From my experience, under the seat is the absolute worst place for a sub for sq because it's so easy to locate from the vibrations going into your ass.


----------



## Renegadesoundwave (Apr 9, 2012)

GouRiki said:


> From my experience, under the seat is the absolute worst place for a sub for sq because it's so easy to locate from the vibrations going into your ass.




could always mount it in the passenger foot well ? Did this on a MX5 and it was great


----------



## GouRiki (Apr 9, 2010)

I believe the passenger footwell or if you were willing to mod the dash or glovebox for a sub would all be better choices. 

Under the seat was intriguing until I couldn't get over being reminded the sub was underneath me at all times. It would be interesting if it was not the only sub, like if you had a bigger sub in the trunk but from your limitations, I don't think it would be a good idea. You could try it though just to see how it feels.


----------



## Renegadesoundwave (Apr 9, 2012)

it would be under the passengers seat .And would only really be used when wife is not in the car ! Mind you.... she might like it? so it could have added benefits ? !!


----------



## GouRiki (Apr 9, 2010)

^ lol. That would be the perfect setup then.


----------



## hilander999 (Jul 6, 2011)

Have you concidered a pair of tactile transducers?
http://www.diymobileaudio.com/forum/general-car-audio-discussion/117367-aura-bass-shakers.html

If you already have a good sounding system, and just want to add some heavy kick the bass portion, you may want to check out some bass shakers. Just make sure you have them amped with a remote lovel controll so you can turn them down/off when needed.

The plus side is you get that deep bass feeling up front without blowing out your eardrums, and they are less then $50 each. On sale right now for $39.99, so it's not a huge loss if you don't find they fit your needs.


----------



## Spyke (Apr 20, 2012)

Transducers would be a good idea. The only prob I can see with a 10 under a seat would be the size the box would need to be(small). Not saying there aren't subs that work well in smaller enclosures but it may be more trouble than it's worth. check this out.Tang Band W8-740P 8" Subwoofer 264-854 Works in a ported .30 cu ft box with a tuning freq of 37. Sealed box volume of only .17 cu ft. f3 of 65hz though.


----------



## Renegadesoundwave (Apr 9, 2012)

The Aura bas shakers could be a good idea. I need to set up the Morels well and see how much "bass" they offer .The doors are well "damped etc" so are a good enclosure 

I might get away with just the one B/S if the morels can provide the rest 

Its trying to buy them here in the UK . trust me, we have nothing like Parts express !


----------



## hilander999 (Jul 6, 2011)

Renegadesoundwave said:


> The Aura bas shakers could be a good idea. I need to set up the Morels well and see how much "bass" they offer .The doors are well "damped etc" so are a good enclosure
> 
> I might get away with just the one B/S if the morels can provide the rest
> 
> Its trying to buy them here in the UK . trust me, we have nothing like Parts express !
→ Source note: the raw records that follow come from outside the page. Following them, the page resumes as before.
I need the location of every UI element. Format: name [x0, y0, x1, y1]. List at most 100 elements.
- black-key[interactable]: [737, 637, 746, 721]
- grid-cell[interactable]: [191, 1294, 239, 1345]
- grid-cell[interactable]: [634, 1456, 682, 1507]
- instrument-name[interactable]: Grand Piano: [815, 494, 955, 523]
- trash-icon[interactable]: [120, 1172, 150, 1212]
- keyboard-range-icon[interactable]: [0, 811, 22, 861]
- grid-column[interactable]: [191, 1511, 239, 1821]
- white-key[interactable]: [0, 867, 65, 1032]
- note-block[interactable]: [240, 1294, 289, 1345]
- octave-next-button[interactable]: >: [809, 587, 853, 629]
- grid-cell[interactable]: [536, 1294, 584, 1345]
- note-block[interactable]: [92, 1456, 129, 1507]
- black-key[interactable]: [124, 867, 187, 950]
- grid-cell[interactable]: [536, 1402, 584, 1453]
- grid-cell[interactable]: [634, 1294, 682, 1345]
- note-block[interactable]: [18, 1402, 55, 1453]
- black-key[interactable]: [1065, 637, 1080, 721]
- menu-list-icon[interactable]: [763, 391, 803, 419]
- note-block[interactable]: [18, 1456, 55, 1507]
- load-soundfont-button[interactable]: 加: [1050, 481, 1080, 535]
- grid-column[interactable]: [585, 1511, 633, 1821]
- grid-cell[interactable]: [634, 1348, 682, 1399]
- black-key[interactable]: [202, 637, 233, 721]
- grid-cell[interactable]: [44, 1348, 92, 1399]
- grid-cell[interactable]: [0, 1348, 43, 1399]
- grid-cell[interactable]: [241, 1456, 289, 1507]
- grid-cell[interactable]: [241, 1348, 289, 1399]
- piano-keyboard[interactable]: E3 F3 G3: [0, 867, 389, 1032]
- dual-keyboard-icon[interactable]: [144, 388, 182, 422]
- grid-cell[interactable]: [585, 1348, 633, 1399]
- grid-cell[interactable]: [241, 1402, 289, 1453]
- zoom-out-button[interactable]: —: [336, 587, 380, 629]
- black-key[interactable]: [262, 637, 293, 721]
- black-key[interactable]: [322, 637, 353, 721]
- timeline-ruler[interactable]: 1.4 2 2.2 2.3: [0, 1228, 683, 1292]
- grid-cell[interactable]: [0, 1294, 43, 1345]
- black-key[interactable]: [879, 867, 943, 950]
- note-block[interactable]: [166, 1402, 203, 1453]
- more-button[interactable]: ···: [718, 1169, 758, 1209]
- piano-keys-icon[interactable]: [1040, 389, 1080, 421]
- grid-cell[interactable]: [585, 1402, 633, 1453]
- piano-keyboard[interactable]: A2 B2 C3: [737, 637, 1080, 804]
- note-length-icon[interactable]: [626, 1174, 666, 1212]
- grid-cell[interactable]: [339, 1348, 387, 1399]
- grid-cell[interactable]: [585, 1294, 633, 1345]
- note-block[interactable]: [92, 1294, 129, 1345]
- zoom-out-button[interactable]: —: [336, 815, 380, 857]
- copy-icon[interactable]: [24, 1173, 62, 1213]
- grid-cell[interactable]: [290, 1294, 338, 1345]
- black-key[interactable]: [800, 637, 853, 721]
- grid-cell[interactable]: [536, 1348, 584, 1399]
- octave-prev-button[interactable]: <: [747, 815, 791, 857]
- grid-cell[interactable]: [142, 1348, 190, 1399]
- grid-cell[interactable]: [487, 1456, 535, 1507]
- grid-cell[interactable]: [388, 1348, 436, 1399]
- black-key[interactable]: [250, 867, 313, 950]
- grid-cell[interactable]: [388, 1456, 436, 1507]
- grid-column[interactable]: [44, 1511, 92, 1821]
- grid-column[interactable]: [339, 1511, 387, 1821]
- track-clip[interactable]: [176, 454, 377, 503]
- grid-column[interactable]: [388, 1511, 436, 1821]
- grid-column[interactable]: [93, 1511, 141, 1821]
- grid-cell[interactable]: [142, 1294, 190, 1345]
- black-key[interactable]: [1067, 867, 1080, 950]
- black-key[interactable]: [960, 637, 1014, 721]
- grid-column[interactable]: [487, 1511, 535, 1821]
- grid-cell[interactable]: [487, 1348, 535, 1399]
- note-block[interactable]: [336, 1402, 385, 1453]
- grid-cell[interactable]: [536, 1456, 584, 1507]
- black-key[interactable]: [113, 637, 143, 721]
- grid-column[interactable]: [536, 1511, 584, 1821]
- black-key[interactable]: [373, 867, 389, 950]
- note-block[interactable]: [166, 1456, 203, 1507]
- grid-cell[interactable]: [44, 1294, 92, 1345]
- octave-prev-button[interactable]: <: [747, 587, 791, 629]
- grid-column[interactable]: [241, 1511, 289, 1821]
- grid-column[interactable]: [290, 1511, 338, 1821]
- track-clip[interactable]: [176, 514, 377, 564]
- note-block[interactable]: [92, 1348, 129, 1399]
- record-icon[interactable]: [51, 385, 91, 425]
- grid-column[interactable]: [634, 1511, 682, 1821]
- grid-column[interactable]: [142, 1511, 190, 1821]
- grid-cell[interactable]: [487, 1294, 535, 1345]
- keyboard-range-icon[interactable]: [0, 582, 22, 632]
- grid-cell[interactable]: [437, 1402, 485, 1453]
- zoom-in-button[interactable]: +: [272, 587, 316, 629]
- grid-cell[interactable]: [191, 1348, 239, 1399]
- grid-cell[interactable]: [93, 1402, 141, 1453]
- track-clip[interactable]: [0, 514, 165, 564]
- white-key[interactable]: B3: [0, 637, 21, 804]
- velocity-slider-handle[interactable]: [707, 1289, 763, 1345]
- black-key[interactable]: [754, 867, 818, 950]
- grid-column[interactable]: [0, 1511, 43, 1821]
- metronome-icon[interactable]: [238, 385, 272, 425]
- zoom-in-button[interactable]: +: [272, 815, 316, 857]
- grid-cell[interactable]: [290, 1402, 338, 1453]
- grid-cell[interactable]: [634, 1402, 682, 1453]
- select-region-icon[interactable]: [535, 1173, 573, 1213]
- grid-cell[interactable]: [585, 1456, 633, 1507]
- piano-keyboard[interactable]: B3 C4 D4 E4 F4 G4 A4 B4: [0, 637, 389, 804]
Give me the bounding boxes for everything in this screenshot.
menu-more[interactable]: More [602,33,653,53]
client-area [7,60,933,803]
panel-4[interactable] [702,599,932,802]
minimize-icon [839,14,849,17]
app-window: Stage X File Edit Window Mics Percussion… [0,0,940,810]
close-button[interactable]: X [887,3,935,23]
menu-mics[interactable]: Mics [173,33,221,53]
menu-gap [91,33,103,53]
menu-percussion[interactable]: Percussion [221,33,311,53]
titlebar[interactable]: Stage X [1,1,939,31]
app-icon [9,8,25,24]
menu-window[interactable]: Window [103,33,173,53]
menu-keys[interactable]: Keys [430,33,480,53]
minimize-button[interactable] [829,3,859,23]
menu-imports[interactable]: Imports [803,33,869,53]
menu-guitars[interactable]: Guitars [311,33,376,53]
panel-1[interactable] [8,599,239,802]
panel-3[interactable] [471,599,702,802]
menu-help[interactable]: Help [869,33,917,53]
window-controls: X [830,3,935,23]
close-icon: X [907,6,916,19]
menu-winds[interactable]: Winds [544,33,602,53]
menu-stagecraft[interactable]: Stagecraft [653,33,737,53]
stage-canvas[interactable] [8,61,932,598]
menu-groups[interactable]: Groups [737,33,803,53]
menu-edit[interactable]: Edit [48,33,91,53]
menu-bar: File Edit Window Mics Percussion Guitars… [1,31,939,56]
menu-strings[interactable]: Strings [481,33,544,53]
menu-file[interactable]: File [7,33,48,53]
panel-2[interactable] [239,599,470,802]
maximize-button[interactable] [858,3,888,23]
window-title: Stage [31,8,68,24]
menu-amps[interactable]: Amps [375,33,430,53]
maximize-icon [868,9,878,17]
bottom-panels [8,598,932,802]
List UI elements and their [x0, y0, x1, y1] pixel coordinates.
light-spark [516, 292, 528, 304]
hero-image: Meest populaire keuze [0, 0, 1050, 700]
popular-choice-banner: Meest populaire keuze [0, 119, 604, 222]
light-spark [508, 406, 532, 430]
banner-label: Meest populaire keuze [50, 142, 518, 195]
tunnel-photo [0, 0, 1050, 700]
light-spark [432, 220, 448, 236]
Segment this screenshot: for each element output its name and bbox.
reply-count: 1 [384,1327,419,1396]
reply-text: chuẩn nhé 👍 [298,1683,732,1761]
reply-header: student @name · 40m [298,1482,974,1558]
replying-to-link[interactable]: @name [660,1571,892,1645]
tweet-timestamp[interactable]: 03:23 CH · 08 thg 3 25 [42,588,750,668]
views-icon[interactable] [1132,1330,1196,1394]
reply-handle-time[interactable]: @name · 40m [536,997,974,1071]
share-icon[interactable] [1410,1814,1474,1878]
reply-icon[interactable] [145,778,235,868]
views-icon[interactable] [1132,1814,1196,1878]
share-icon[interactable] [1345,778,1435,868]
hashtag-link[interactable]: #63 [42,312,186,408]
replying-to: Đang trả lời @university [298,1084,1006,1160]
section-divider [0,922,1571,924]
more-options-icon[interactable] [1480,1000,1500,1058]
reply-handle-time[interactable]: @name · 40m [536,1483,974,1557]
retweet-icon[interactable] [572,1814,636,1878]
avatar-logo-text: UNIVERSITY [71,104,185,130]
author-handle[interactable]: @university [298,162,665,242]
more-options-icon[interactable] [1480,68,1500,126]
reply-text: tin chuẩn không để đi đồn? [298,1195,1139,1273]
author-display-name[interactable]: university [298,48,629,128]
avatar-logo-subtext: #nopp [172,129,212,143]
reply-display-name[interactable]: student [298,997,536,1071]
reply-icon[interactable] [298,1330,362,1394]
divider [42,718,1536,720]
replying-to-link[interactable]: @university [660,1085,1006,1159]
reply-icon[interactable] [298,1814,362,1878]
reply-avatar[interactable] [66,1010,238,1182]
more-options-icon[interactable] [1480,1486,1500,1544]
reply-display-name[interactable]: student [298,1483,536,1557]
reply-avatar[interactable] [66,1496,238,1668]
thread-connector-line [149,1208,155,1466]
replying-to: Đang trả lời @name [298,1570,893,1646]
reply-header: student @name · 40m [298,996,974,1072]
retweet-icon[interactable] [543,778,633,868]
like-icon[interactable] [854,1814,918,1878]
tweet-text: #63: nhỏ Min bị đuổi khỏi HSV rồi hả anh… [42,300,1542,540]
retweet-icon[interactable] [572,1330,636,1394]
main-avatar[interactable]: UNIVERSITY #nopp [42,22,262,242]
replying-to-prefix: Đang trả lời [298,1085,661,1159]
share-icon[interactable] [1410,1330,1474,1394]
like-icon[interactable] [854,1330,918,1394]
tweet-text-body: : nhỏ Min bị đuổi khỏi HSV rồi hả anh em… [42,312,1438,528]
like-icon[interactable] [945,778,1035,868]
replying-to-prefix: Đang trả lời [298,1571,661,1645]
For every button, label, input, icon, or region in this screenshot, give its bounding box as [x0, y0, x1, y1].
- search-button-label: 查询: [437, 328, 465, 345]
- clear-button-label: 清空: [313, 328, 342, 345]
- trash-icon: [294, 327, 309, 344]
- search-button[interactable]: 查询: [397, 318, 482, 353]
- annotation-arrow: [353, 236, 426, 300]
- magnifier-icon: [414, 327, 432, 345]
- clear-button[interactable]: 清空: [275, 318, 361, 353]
One, is going to be a disapointment. 2 is a good match for most cars.

I thought parts express ships worldwide?


----------



## Renegadesoundwave (Apr 9, 2012)

hilander999 said:


> One, is going to be a disapointment. 2 is a good match for most cars.
> 
> I thought parts express ships worldwide?


wonder who makes these ?

BMW E90/E91/E92/E87 1/3 Series - Under Seat Bass Shaker Speakers - BREAKING | eBay

and a lot cheaper than importing from the US


----------